Personal information
- Full name: Niranjan Rasiklal Shah
- Born: 4 June 1944 (age 82) Rajkot, Gujarat, India
- Batting: Left-handed
- Relations: Jaydev Shah (son)

Domestic team information
- 1965/66–1974/75: Saurashtra

Career statistics
| Competition | FC |
| Matches | 12 |
| Runs scored | 281 |
| Batting average | 11.70 |
| 100s/50s | 0/0 |
| Top score | 45 |
| Balls bowled | 20 |
| Wickets | 0 |
| Bowling average | – |
| 5 wickets in innings | – |
| 10 wickets in match | – |
| Best bowling | – |
| Catches/stumpings | 5/– |
- Source: ESPNcricinfo, 16 December 2015

= Niranjan Shah =

Indian cricketer (born 1944)

Niranjan Shah (born 4 June 1944) is a former Indian first-class cricketer, businessman and cricket administrator. During his playing career, Shah played for Saurashtra from 1965/66 to 1974/75. He currently serves as the honorary secretary of the Saurashtra Cricket Association.

==Career==
Shah started his cricket career while pursuing a B.Sc. at Dharmendra College and also went on to captain Saurashtra University. He appeared in 12 first-class matches playing for Saurashtra between the 1965/66 and 1974/75 seasons. He took over from Shatrusalyasinhji as the honorary secretary of Saurashtra Cricket Association in 1972 and has remained in the position ever since. Although, he never got a chance to play even a single international match, he has had over four decades of senior cricket administration, holding positions such as the honorary secretary of the Board of Control for Cricket in India (BCCI) (elected four times at the role), vice-president of BCCI from West Zone, and vice-chairman of Indian Premier League (IPL). In August 2015, he was elected to chair a five-member ad-hoc committee for the administration of cricket in the state of Bihar.
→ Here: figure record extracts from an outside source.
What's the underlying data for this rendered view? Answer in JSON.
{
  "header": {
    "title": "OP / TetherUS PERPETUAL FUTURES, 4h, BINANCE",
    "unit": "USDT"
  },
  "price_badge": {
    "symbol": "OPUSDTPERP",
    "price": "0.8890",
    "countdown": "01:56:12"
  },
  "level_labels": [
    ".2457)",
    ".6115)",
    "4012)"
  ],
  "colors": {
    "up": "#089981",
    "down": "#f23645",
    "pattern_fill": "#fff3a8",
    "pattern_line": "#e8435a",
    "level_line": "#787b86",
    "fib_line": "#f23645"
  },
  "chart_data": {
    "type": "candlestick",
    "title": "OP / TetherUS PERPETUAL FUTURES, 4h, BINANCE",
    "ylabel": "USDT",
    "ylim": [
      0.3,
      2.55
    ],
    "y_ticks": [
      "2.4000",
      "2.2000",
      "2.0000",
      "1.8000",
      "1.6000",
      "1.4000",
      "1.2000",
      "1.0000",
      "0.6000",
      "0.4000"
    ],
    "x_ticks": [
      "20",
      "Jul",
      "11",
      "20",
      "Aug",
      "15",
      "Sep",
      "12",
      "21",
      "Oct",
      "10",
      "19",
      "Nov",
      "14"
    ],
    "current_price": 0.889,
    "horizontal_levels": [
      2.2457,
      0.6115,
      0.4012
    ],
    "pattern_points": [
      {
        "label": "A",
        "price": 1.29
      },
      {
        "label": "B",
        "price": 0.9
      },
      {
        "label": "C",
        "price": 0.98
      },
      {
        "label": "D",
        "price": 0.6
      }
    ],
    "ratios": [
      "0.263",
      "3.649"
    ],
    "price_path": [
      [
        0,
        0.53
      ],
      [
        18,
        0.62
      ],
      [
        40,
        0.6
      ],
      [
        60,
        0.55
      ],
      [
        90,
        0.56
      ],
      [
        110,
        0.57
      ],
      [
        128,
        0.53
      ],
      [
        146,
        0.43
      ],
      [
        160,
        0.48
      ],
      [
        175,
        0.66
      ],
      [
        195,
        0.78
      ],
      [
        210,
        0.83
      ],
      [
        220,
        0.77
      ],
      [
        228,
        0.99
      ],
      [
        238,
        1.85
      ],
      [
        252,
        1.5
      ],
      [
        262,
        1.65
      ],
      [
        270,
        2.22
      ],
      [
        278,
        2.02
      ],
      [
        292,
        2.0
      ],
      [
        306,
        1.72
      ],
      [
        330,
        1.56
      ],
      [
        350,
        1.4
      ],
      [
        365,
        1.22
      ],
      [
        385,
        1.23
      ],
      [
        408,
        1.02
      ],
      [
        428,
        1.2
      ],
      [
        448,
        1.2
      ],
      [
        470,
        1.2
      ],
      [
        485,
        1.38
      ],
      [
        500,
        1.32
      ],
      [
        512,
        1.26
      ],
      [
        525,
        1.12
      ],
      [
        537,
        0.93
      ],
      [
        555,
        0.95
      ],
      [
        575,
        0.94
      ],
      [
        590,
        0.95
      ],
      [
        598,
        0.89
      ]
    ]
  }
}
Currently, Shah is the honorary secretary of the Saurashtra Cricket Association, chairman of the National Cricket Academy Board and member of the disciplinary committee of the BCCI. He has been credited with the progress made by Saurashtra region in cricket including Saurashtra Cricket Association Stadium in Rajkot gaining the Test venue status and the town becoming the base of a new IPL team in December 2015.